Similar independent findings were later published by a team based at the Columbia Journalism School in partnership with the Los Angeles Times. A report by the Union of Concerned Scientists concluded ExxonMobil was not alone in developing early knowledge of climate change and later spreading disinformation about the science.
Several nongovernmental advocacy groups came out swinging hours before the announcement of the subpoenas in response to Smith’s renewed demand last week to turn over documents related to their involvement in the multiple investigations of ExxonMobil.
The groups have refused to cooperate and gone on the offensive, demanding that members of the committee disclose their connections with Exxon and other fossil fuel industry-funded groups.
Greenpeace and 350.org have called out Smith, a Texas Republican who has repeatedly expressed his belief that climate change is not real or human-caused, over his acceptance of campaign money from the fossil fuel industry. It has also assailed Smith’s attack of a NOAA report that contradicted the notion that global warming has slowed in the last decade.
Since 2008, Smith has received $675,597 from the fossil fuel industry, including $19,500 from ExxonMobil, according to the two groups. At the same time, Smith has led a series of inquiries of climate scientists and organizations—including NOAA—questioning their research or methods.

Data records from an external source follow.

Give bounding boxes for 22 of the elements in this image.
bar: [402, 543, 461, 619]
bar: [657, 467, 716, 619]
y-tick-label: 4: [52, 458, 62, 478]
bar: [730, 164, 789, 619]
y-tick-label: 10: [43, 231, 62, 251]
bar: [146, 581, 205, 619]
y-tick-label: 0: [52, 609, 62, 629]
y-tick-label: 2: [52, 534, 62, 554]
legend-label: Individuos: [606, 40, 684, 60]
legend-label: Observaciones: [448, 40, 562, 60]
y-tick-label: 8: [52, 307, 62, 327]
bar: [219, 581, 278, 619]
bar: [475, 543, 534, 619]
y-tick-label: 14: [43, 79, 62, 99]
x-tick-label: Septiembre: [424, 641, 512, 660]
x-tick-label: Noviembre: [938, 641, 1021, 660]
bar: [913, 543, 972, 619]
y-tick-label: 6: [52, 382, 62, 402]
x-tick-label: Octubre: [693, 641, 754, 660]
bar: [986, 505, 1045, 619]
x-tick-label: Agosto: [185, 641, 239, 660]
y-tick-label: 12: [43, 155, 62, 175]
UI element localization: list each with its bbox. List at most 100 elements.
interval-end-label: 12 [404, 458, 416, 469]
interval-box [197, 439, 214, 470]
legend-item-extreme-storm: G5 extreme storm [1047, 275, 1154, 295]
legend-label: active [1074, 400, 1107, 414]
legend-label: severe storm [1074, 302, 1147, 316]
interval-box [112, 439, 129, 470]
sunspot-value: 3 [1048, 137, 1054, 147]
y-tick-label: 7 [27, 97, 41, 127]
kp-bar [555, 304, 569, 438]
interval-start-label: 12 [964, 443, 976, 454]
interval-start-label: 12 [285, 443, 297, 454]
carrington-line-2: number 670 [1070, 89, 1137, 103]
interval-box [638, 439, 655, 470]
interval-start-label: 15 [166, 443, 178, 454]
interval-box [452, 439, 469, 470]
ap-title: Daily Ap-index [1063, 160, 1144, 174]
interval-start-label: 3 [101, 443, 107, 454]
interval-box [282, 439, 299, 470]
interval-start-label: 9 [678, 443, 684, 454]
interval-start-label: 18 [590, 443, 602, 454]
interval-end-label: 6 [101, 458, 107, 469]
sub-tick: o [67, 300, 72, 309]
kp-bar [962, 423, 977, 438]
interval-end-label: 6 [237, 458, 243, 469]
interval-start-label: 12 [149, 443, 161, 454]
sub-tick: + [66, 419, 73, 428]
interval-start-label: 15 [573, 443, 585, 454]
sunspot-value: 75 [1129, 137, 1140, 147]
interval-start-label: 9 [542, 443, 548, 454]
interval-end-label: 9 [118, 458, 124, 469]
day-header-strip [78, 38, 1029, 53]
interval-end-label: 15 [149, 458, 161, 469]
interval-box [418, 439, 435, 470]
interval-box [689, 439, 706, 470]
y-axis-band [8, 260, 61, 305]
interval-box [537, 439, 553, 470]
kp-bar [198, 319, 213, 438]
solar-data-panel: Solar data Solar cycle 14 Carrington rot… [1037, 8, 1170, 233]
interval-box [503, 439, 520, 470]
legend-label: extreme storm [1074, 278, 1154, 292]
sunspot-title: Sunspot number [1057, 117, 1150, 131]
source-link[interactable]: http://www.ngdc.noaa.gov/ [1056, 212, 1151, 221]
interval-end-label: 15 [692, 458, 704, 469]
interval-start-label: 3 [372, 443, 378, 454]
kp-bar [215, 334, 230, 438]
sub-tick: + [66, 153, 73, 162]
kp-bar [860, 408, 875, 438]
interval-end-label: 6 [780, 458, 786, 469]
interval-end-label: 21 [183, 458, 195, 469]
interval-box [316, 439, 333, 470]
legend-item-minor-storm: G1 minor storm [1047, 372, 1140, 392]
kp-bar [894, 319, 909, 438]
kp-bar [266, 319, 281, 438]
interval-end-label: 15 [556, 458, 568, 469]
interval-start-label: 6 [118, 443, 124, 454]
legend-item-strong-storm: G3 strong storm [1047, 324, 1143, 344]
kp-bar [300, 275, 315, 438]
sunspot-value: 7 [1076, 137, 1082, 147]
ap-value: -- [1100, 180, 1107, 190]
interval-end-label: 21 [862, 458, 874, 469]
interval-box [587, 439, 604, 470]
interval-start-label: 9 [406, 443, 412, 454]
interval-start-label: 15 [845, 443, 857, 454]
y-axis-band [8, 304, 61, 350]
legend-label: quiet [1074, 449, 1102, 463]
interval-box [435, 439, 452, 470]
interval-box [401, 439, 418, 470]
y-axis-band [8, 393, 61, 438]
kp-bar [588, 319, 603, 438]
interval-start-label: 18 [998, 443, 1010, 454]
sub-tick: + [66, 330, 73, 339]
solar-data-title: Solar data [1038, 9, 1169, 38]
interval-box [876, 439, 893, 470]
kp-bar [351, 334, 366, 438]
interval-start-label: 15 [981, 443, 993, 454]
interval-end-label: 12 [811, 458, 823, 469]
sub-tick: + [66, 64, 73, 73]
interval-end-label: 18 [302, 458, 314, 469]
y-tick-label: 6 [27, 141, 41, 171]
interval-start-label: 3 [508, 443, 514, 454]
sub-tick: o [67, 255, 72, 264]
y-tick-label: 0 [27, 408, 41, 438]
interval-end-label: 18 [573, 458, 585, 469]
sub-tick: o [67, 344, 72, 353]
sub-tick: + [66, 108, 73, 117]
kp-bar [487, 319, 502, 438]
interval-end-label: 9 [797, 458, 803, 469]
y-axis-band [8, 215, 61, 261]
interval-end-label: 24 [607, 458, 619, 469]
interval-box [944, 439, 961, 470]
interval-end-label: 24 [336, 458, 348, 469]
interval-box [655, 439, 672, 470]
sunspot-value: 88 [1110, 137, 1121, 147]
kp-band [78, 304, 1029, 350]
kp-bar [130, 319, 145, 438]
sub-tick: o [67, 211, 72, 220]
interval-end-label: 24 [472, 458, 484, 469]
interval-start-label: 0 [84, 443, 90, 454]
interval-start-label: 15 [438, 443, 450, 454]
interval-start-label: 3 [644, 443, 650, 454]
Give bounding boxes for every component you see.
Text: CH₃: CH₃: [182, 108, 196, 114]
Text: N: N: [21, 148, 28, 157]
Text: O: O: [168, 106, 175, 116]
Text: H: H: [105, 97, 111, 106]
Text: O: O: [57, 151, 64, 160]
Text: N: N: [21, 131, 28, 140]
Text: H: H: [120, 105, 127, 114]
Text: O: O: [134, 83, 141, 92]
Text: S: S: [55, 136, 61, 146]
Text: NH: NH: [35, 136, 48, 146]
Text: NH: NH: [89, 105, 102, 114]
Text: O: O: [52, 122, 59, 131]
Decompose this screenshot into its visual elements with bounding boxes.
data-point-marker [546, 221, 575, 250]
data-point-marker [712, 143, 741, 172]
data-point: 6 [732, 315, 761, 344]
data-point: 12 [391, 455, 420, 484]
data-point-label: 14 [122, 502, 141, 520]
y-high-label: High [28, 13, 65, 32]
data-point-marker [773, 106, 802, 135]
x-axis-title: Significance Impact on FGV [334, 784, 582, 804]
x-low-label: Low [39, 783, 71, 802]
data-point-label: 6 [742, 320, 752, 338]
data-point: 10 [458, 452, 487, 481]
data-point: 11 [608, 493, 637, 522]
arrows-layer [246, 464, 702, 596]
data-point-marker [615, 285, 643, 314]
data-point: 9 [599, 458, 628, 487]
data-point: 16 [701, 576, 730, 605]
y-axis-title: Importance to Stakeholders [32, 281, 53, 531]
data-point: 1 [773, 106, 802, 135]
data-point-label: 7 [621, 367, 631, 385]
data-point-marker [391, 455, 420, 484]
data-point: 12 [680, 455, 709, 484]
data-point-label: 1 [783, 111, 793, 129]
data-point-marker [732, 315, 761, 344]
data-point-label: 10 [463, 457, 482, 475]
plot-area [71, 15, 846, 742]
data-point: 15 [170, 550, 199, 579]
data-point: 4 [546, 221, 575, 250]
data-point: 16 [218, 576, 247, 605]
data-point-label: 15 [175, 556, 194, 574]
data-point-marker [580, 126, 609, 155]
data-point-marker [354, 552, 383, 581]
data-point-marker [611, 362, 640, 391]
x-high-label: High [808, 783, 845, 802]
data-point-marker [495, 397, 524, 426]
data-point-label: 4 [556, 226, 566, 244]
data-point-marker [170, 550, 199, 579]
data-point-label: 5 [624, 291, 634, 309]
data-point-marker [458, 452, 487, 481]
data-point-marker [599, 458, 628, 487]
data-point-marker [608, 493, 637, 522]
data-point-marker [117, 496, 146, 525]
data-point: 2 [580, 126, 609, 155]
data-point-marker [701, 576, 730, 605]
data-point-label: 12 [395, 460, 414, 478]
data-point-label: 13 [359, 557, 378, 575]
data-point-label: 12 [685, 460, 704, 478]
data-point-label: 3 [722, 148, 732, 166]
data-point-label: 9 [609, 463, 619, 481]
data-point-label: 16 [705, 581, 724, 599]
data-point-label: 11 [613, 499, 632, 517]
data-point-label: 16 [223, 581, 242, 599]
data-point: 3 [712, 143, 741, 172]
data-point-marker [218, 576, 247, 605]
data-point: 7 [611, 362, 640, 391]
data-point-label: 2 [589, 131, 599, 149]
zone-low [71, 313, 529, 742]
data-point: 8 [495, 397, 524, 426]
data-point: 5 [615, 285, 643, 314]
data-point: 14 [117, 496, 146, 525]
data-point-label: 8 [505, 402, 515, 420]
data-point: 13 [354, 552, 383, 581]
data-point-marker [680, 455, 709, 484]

Neither Smith nor the committee responded to requests for comment.
The tense standoff comes in response to a third round of letters sent by Smith last week to six NGOs and the two state attorneys general. The letters demand documents Smith is now seeking via subpoena.
In May, 13 Republican members of the committee sent letters to 17 state attorneys general and eight environmental groups and nonprofits. They demanded thousands of records on whether the groups and the state attorneys general worked together in coordinating the probes.
Greenpeace and 350.org said that Smith and the committee’s demands infringe on their First Amendment rights.
“Based on the partisan tone of the July 6th letter, we are concerned that the true purpose of the Committee’s requests is not to examine the science of climate change, but rather to silence those who would shine a spotlight on the role of the fossil fuel industry, and ExxonMobil in particular, in undermining climate science and blocking and delaying meaningful action on climate change,” the organizations’ attorney, Abbe David Lowell, wrote in a letter.
Lowell said Greenpeace and 350.org have volunteered to talk with the committee but the offer was never acknowledged. The groups have also sent the committee a series of questions requesting information about whether committee members have ties to, or have had discussions with, Exxon or other fossil fuel companies.